Infrastructure experimentation. Testing a new Service Bus topology or a multi-tenant naming convention against a real API before committing to it is fast when the infrastructure is local. Create it, test the application behaviour, tear it down, adjust the design, repeat — all in one chat session.
CI. The same MCP workflow that provisions resources locally can provision them inside a CI job. The GetConnectionStrings output feeds directly into the test runner environment. Topaz starts in a Docker container in the CI step, the MCP server provisions what the tests need, the tests run against real emulated endpoints.
Tearing down
When you are done with a session:
"Stop Topaz and clean up the containers."
Copilot calls StopTopazContainer, which stops the Topaz host container, the topaz-dns resolver container, and removes the topaz-net network. The next session starts fresh.
If you just want to check what is running before deciding whether to stop it:
"Is Topaz running and which services are up?"
GetTopazStatus hits the health endpoint and probes all service ports, returning a per-service reachability report. Useful when something is not behaving as expected and you want to rule out an infrastructure problem before looking at the application code.
The design constraint that shaped everything
The most important thing the MCP server does differently from a simple "generate az commands" approach is that it calls real APIs and returns real data. When CreateKeyVault returns a vault URI, that URI resolves to a live endpoint. When GetConnectionStrings returns a connection string, it connects to a live Service Bus namespace. The assistant is not simulating infrastructure — it is creating it.
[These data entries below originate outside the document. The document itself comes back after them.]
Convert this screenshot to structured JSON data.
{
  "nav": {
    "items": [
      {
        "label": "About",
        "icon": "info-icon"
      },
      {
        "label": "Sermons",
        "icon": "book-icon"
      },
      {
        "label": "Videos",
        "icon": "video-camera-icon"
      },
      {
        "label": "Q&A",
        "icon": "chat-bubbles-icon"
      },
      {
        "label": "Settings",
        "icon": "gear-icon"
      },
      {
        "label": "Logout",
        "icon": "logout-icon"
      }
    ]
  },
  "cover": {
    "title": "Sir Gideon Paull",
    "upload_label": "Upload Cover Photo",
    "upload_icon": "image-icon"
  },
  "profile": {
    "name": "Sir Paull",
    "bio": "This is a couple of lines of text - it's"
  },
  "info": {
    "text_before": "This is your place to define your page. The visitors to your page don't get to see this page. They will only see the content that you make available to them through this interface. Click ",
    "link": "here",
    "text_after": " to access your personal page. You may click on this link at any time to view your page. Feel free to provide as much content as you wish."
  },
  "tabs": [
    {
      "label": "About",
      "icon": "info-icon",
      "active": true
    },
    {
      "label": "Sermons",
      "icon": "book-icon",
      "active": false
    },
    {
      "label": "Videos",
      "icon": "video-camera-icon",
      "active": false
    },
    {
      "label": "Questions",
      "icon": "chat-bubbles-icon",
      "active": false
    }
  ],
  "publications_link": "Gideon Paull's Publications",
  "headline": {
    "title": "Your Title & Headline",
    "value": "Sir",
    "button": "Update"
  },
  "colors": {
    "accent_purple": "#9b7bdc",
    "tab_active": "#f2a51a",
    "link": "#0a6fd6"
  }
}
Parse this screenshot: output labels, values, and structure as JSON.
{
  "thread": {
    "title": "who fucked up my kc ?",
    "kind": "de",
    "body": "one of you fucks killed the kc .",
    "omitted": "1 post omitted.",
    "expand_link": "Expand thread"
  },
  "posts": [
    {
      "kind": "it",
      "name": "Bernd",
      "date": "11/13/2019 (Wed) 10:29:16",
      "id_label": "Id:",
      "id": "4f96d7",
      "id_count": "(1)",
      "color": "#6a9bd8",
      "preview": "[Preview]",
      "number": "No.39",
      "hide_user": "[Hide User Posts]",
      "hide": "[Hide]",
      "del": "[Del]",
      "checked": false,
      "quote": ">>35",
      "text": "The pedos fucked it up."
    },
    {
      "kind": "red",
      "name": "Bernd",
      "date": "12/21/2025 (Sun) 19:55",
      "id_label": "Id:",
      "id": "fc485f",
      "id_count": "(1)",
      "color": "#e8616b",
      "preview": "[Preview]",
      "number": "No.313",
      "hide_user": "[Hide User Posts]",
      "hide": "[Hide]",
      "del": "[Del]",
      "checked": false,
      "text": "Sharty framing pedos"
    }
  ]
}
That distinction is what makes the DNS and certificate setup matter. A generated az keyvault create command does not care whether the domain resolves inside a container. A real SecretClient call to https://kv-dev.vault.topaz.local.dev:8898 does. The dnsmasq sidecar and the pre-installed certificate are not operational overhead — they are the thing that makes the data the assistant returns actually usable by an application.
The MCP server image is thecloudtheory/topaz-mcp. All available tags and the full tool reference are in the MCP server docs.